The project, Smith said, appears to be “moving in the right direction.” He said scientists have recently visited breeding sites on the north side of the island to listen for calling toads and look for breeding activity. The results suggest the efforts of zoos in the U.S. are paying off, because the toads had completely disappeared from that side of the island in the 1990s.
But he cautioned against declaring the project a success too early.

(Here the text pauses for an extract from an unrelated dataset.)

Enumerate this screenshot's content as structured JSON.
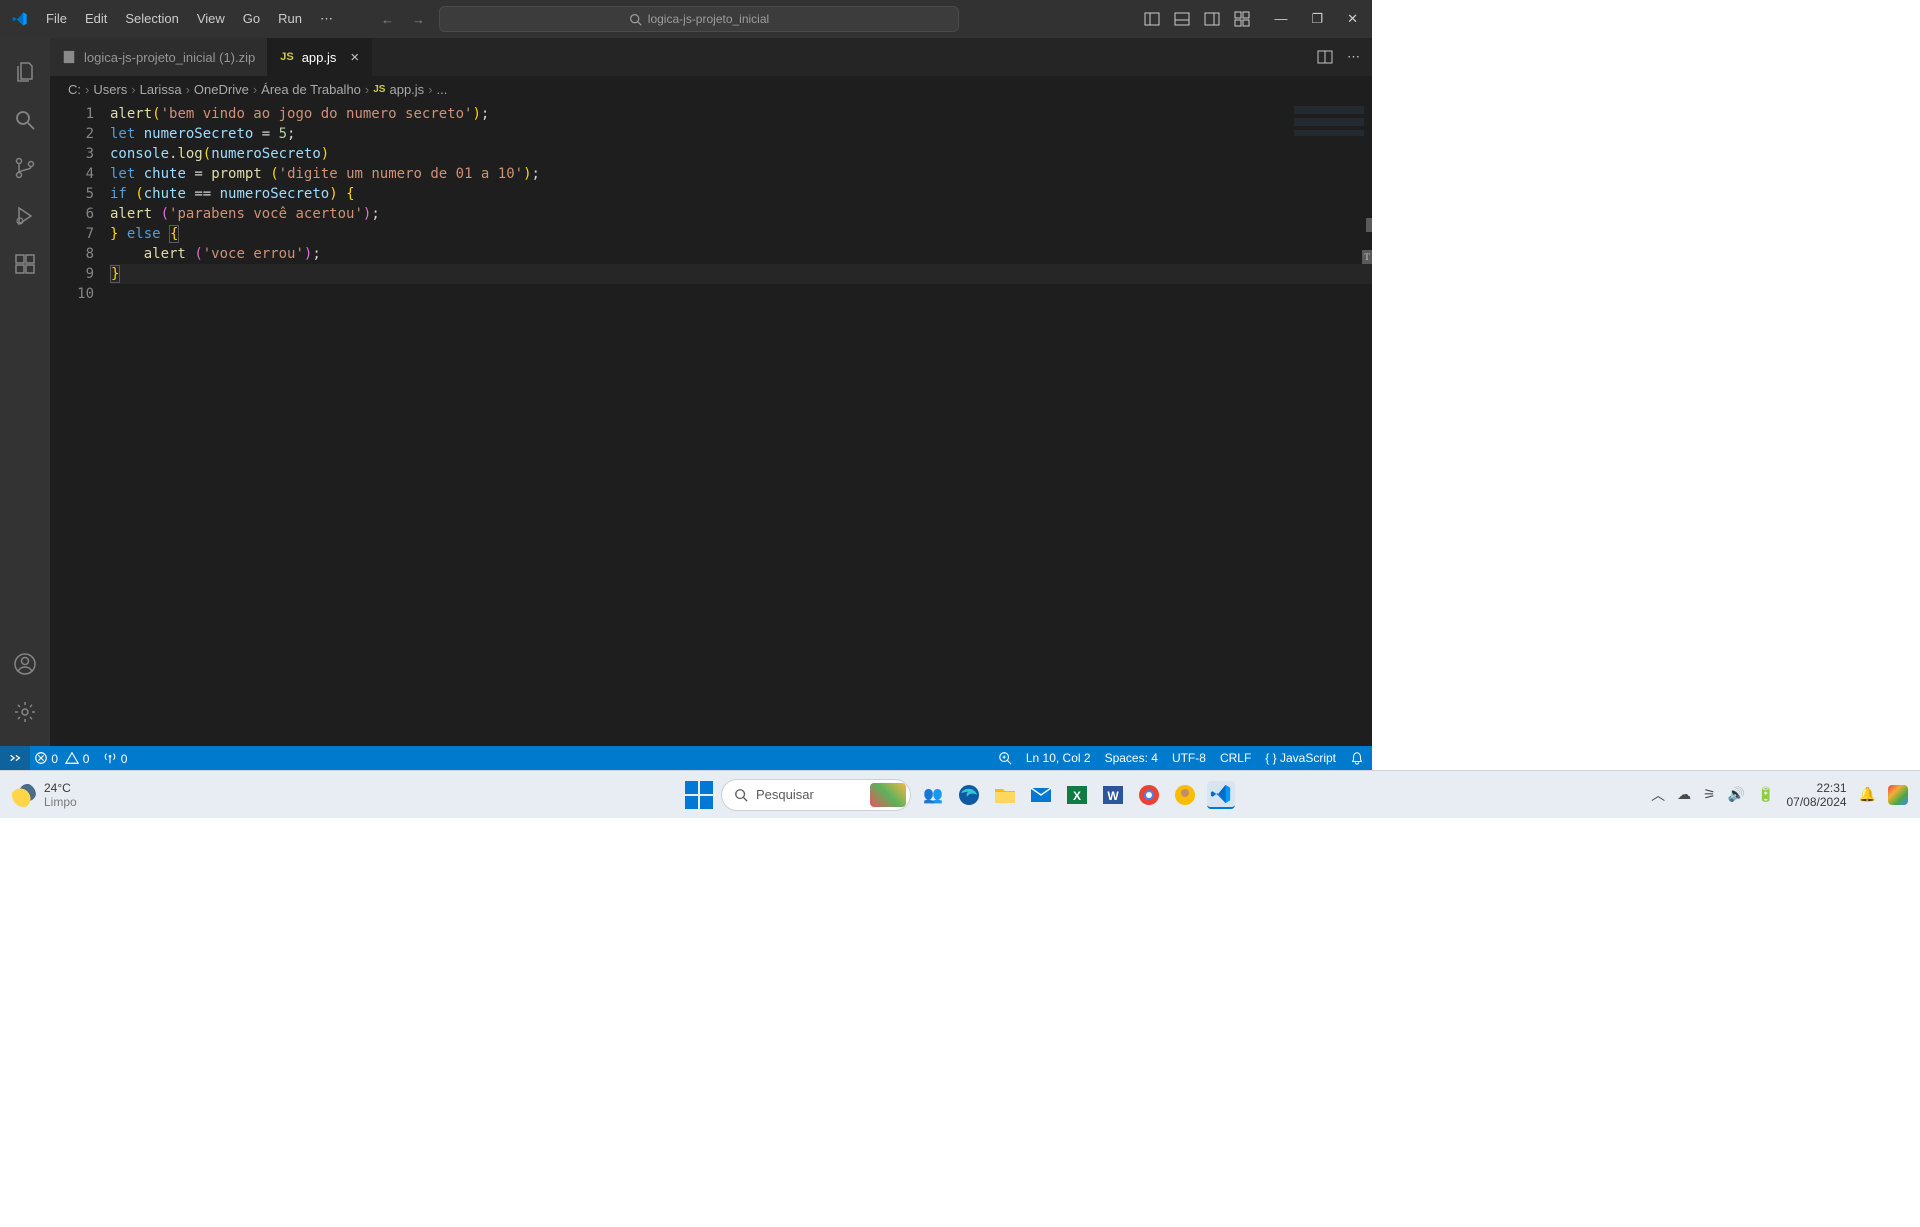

“We can’t say it’s a definite success yet because we have to see how long this can be sustained,” Smith said. “That’s the question with all projects like these – whether or not they’re sustainable in the wild.”
Richard Bergl, the curator of conservation and research, said conservation projects like those protecting the Puerto Rican crested toad are a “central part of the mission of the zoo.”
“As our work expands and as we embark on a refresh of a lot what’s going on in the public areas of the zoo, we’re going to be putting the conservation work we do out front,” Bergl said.
The Puerto Rican toads aren’t the first animals the zoo has set loose into the wild; the zoo also has been involved with a release of red wolves, Bergl said. But more common are conservation projects that don’t involve breeding animals, such as using satellite tracking devices to better understand the flight patterns of vultures in East Africa to determine when they might be exposed to poisons. In Southern Africa, Bergl said, the zoo has helped develop a “high-tech anti-poaching database” to help protect at-risk species of carnivores, such as lions and cheetahs.
He explained that the zoo’s conservation work is focused primarily in North America and Africa because those are the countries where animals at the zoo come from.
Visitors to the zoo often don’t realize the extent of the work the zoo does outside of animal exhibits, Bergl said. He added that when visitors make donations, that money often goes directly to the zoo’s conservation programs, which are funded through the North Carolina Zoo Society, donations and purchases at the gift shop.
“Often people in the U.S. might hear about elephant poaching or rhino poaching and think there isn’t a lot they can do,” he said. “But by coming to the zoo and supporting the zoo – even just by buying things at the gift shop – you are directly supporting that work. You’re taking steps to actually conserve these endangered species.”